In a separate letter sent in October to the BLM’s field office in Grand Junction, CO, CPW’s J.T. Romatzke, northwest regional manager, also requested the sage grouse habitat be pulled from the March sale, and he called for the agency to consider a one pad/square mile limit within elk migration corridors and production areas. Romatzke also called for restricting activities within the winter range of bighorn sheep and near bald eagle roosting sites.

“Until an adequate mechanism is in place to provide these protections, CPW recommends deferral of these important habitats from this sale, and future lease sales,” Romatzke wrote.

While the oil and gas industry said it was sympathetic to the concerns of Colorado’s wildlife managers, it is urgingBLM to move forward with the lease sales as proposed.

“Colorado is just starting to address density in critical big game habitat and migration corridors, so the state is asking BLM to do something it hasn’t even figured out yet,” said Western Energy Alliance President Kathleen Sgamma. “That’s putting the cart in front of the horse. Just tossing out a hard-and-fast standard without the required deliberation and stakeholder input is not the way to set good government policy.

“BLM should certainly consider Colorado’s policy once it’s gone through the deliberative process that addresses actual conditions on BLM lands, but until then, BLM should proceed forward with the leases.”

West Slope Colorado Oil and Gas Association Executive Director Eric Carlson told NGI’s Shale Daily that enacting a one pad/square mile limit would be four times the setback distance outlined in Proposition 112, which Colorado voters rejected in November. The ballot initiative would have increased well site setbacks to 2,500 feet from 500 feet for residences and workplaces, as well as “vulnerable areas” such as playgrounds and public water sources.

“It would be a significant setback. It’s probably pretty untenable,” Carlson said Friday.
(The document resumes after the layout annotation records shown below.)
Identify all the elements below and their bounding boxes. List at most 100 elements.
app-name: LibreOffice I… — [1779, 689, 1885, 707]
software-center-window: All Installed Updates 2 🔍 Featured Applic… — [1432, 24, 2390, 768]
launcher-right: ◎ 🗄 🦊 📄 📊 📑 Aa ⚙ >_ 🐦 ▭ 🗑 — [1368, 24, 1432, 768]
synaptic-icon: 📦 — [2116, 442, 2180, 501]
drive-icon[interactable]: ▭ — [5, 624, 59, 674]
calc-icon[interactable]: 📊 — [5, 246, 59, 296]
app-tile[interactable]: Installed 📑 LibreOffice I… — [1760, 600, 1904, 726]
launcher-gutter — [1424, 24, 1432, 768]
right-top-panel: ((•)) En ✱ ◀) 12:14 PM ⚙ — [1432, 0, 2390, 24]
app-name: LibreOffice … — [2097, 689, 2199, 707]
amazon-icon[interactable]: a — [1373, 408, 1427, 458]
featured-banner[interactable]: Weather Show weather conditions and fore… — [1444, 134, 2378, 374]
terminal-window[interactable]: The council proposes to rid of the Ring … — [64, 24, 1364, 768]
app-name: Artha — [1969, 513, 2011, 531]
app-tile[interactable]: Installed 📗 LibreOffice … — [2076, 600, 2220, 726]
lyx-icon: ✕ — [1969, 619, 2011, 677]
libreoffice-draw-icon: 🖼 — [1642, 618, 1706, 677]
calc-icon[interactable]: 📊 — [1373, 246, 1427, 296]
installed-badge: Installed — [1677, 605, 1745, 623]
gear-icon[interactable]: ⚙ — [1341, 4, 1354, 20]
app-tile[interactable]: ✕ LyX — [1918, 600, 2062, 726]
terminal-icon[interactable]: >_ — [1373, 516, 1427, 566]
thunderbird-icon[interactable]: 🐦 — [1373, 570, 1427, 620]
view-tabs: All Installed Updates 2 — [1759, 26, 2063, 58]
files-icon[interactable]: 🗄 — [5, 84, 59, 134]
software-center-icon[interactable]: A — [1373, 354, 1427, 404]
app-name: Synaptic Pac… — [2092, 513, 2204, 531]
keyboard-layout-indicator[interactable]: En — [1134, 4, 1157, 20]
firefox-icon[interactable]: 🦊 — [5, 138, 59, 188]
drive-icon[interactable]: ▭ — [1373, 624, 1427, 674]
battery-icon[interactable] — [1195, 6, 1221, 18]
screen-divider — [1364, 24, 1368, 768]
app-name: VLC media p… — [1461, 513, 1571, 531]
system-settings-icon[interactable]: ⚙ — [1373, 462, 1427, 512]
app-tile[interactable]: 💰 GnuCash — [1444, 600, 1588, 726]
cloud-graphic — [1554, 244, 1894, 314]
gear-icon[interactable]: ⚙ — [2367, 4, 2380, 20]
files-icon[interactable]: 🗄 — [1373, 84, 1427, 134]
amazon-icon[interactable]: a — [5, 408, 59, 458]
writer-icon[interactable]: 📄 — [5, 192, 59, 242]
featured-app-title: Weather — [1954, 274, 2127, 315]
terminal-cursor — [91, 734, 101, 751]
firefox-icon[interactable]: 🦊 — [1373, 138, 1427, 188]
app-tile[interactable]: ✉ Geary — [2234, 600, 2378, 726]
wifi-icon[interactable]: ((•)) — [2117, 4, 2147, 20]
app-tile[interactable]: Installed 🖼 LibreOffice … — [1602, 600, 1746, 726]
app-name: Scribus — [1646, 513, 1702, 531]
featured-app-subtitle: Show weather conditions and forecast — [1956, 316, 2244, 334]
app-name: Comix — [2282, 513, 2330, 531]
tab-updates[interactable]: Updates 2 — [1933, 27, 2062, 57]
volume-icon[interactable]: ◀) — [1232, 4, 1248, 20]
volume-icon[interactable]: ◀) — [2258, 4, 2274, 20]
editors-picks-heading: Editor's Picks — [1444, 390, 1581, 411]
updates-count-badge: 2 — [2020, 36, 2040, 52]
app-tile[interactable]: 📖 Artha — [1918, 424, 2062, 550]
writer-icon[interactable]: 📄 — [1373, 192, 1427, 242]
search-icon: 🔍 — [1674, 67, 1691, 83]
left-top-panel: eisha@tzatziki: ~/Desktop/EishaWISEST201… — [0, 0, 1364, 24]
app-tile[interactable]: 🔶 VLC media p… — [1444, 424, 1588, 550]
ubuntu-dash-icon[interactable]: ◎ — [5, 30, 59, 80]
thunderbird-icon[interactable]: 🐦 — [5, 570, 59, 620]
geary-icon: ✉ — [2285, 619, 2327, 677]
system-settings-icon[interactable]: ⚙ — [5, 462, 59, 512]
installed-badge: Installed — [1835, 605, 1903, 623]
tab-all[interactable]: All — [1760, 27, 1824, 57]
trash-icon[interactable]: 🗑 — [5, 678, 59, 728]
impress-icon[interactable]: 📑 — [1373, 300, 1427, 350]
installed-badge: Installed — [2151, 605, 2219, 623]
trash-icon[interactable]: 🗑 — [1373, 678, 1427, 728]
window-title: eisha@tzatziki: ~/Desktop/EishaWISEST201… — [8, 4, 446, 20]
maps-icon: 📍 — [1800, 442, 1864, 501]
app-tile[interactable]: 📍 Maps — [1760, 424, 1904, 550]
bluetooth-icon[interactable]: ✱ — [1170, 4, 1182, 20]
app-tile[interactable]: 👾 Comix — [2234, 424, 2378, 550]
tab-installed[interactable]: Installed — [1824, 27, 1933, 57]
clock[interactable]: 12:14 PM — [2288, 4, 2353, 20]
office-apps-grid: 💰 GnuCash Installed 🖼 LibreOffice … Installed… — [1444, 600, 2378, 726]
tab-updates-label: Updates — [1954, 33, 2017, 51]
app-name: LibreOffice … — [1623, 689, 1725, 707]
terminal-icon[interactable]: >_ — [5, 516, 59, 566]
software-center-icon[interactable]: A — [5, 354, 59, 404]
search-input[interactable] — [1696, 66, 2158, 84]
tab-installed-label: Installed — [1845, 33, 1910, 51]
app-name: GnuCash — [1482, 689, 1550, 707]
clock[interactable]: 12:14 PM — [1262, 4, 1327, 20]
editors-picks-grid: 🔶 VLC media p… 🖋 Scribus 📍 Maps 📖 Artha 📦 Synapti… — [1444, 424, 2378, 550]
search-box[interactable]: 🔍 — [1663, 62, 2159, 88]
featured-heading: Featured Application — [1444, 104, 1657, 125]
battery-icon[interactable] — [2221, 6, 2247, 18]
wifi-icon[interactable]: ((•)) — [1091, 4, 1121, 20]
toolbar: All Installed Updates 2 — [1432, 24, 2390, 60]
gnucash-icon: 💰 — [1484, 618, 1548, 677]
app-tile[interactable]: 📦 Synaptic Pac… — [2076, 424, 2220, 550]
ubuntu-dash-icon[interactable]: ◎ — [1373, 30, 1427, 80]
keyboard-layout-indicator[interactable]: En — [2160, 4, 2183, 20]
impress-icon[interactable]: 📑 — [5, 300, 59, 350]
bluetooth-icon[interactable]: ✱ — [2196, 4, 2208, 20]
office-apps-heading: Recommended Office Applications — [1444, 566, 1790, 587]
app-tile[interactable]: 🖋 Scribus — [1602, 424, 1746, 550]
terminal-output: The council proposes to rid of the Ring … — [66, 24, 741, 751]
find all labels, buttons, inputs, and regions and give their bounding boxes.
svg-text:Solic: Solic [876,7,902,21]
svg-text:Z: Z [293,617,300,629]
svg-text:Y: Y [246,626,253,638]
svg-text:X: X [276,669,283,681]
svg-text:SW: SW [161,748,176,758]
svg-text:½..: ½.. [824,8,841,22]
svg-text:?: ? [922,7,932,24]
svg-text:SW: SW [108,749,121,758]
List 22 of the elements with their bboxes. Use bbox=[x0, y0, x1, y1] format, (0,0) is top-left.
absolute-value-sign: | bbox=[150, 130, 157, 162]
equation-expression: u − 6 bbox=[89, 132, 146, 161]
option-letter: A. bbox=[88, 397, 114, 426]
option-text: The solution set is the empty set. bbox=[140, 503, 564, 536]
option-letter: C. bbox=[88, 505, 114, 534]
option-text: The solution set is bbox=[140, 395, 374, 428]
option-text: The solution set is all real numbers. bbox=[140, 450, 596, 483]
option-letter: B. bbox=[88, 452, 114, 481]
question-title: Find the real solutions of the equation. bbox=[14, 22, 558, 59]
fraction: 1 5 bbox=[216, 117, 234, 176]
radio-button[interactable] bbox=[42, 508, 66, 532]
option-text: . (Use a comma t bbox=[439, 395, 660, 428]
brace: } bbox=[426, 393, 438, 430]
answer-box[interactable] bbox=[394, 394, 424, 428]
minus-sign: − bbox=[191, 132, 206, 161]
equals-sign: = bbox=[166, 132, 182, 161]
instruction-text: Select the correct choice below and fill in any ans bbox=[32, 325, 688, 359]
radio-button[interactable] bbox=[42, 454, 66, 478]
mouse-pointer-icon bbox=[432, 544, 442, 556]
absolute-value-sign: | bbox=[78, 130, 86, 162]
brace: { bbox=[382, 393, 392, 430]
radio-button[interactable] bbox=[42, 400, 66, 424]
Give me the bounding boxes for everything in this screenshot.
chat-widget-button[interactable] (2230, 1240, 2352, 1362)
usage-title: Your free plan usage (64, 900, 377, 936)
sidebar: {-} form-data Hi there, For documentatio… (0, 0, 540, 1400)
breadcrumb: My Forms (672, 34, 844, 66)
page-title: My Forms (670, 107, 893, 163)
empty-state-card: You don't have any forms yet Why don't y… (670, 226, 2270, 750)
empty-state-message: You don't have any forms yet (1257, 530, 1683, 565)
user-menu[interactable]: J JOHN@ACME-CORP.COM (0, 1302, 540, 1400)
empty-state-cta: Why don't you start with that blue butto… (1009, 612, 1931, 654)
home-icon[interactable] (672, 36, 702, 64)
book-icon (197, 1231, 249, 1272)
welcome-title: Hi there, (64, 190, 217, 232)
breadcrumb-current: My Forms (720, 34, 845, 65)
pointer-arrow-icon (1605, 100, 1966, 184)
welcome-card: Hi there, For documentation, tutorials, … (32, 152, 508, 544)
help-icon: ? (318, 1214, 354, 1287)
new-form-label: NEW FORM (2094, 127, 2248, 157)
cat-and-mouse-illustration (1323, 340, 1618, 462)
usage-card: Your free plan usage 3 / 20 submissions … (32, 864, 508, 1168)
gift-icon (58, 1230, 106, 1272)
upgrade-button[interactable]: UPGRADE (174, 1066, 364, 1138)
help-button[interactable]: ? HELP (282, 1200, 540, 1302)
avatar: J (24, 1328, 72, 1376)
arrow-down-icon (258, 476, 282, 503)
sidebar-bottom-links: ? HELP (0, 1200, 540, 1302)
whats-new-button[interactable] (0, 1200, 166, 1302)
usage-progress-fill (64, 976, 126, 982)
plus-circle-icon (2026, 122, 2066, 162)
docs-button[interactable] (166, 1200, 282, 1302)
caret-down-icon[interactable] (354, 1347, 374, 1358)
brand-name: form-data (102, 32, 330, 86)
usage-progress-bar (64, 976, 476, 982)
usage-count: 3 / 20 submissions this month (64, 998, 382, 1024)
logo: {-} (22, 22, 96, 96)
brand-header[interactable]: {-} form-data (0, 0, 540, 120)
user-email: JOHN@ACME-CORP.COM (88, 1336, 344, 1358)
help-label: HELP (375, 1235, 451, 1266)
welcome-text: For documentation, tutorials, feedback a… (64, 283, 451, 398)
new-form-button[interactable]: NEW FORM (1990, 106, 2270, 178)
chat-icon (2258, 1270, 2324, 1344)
But he also struck a conciliatory tone. “CPW has always been an agency we’ve worked well within the industry in the Piceance Basin. I don’t see this comment being any more than raising the issue that there is critical winter habitat.”

Carlson said the DNR and CPW have been working to reestablish a larger deer herd in the northwestern part of the state for several years and said hunting licenses are a big revenue stream. Similar concerns over big game in neighboring Wyoming led BLM to defer the sale of about 5,000 surface acres last August.

“It’s no surprise that they want make sure that that habitat continues to be prime habitat and continues to get better over time,” Carlson said. “We have always been willing to work with wildlife interests to make sure that what we’re doing doesn’t diminish that attitude.”

According to BLM’s website, plans are to auction 26 parcels totaling more than 14,051 acres in the March sale including acreage in Fremont, Garfield, Jackson, Mesa and Moffat counties.